TÜRKİYE CUMHURİYETİ
|
ANAYASA MAHKEMESİ
|
|
|
BİRİNCİ BÖLÜM
|
|
KARAR
|
|
VAHAP İLHAN BAŞVURUSU
|
(Başvuru Numarası: 2013/7311)
|
|
Karar Tarihi: 20/4/2016
|
|
BİRİNCİ BÖLÜM
|
|
KARAR
|
|
Başkan
|
:
|
Burhan ÜSTÜN
|
Üyeler
|
:
|
Erdal TERCAN
|
|
|
Hasan Tahsin
GÖKCAN
|
|
|
Kadir ÖZKAYA
|
|
|
Rıdvan GÜLEÇ
|
Raportör
|
:
|
Abuzer
YAZICIOĞLU
|
Başvurucu
|
:
|
Vahap İLHAN
|
I. BAŞVURUNUN KONUSU
1. Başvuru, ceza infaz kurumu tarafından Özgür Gündem
gazetesinin (gazete) 2/3/2013 ve 3/3/2013 tarihli nüshaları teslim edilmeyerek
hükümlü olan başvurucunun haber ve fikirlere erişiminin engellenmesi nedeniyle
ifade özgürlüğü ile eşitlik ilkesinin ihlal edildiği iddialarına ilişkindir.
II. BAŞVURU SÜRECİ
2. Başvuru
27/9/2013 tarihinde Saray Cumhuriyet Başsavcılığı vasıtasıyla yapılmıştır.

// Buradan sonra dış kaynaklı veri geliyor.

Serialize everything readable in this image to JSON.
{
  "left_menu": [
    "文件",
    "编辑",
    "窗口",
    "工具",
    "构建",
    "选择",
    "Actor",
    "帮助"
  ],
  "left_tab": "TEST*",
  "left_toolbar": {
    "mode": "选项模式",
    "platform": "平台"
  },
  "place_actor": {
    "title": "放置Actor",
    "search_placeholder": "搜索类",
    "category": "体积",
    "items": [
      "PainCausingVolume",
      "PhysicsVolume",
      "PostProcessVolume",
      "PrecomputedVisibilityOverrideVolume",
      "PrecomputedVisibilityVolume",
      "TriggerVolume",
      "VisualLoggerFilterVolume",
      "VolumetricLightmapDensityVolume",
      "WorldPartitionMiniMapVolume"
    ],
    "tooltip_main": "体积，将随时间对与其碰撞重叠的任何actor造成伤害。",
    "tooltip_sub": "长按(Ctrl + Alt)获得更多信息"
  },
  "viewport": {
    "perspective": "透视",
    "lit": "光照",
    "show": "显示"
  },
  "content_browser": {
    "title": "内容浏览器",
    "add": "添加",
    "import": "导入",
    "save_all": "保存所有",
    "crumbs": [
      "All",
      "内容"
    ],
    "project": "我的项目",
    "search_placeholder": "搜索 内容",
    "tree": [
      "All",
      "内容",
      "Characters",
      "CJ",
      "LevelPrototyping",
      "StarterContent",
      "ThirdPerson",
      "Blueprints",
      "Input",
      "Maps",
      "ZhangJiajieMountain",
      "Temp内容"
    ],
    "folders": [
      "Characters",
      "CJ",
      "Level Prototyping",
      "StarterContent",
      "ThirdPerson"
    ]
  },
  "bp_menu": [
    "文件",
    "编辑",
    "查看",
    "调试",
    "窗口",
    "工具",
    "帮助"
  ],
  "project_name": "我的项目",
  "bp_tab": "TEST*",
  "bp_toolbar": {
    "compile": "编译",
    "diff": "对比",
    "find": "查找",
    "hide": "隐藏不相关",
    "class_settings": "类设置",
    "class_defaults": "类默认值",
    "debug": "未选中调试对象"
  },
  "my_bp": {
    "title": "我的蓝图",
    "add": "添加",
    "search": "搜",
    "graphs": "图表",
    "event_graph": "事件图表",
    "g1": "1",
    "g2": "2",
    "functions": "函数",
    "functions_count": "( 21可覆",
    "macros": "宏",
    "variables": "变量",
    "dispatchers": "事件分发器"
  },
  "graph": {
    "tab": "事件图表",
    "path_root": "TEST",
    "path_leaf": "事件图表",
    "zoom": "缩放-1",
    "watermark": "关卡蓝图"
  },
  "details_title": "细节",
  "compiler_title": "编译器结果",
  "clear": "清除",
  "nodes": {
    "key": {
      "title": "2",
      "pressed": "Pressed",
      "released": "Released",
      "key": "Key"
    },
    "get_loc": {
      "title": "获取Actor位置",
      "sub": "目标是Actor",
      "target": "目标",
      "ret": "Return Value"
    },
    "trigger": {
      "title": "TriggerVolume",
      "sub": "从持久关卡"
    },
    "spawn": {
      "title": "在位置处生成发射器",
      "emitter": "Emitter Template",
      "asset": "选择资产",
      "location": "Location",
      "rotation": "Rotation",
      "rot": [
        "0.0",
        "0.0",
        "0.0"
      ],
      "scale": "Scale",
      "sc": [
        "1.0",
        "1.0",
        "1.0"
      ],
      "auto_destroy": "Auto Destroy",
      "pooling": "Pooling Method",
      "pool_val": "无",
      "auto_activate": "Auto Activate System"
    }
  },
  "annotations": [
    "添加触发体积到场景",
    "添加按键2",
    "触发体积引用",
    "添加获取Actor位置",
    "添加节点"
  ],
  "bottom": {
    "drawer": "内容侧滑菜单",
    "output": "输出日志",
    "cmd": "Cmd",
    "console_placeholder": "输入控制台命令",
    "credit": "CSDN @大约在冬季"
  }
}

Başvuru formu ve eklerinin idari yönden yapılan ön incelemesi neticesinde
başvurunun Komisyona sunulmasına engel teşkil edecek bir eksikliğinin
bulunmadığı tespit edilmiştir.
3. Birinci
Bölüm Üçüncü Komisyonunca 31/7/2015 tarihinde, başvurucunun adli yardım
talebinin kabulüne karar verilmiştir.
4. Birinci Bölüm Üçüncü Komisyonunca 31/7/2015 tarihinde,
başvurunun kabul edilebilirlik incelemesinin Bölüm tarafından yapılmasına karar
verilmiştir.
5. Bölüm
Başkanı tarafından 12/2/2016 tarihinde, başvurunun kabul edilebilirlik ve esas
incelemesinin birlikte yapılmasına karar verilmiştir.
III. OLAY VE OLGULAR
A. Olaylar
6. Başvuru formu ve eklerinde ifade edildiği şekliyle ilgili
olaylar özetle şöyledir:
7. Diyarbakır Gümrük Müdürlüğü yurt dışından gelen kolilerin
kontrolü esnasında on yedi adet yayının yasak olabileceğini değerlendirerek
bunları Diyarbakır Cumhuriyet Başsavcılığına göndermiştir.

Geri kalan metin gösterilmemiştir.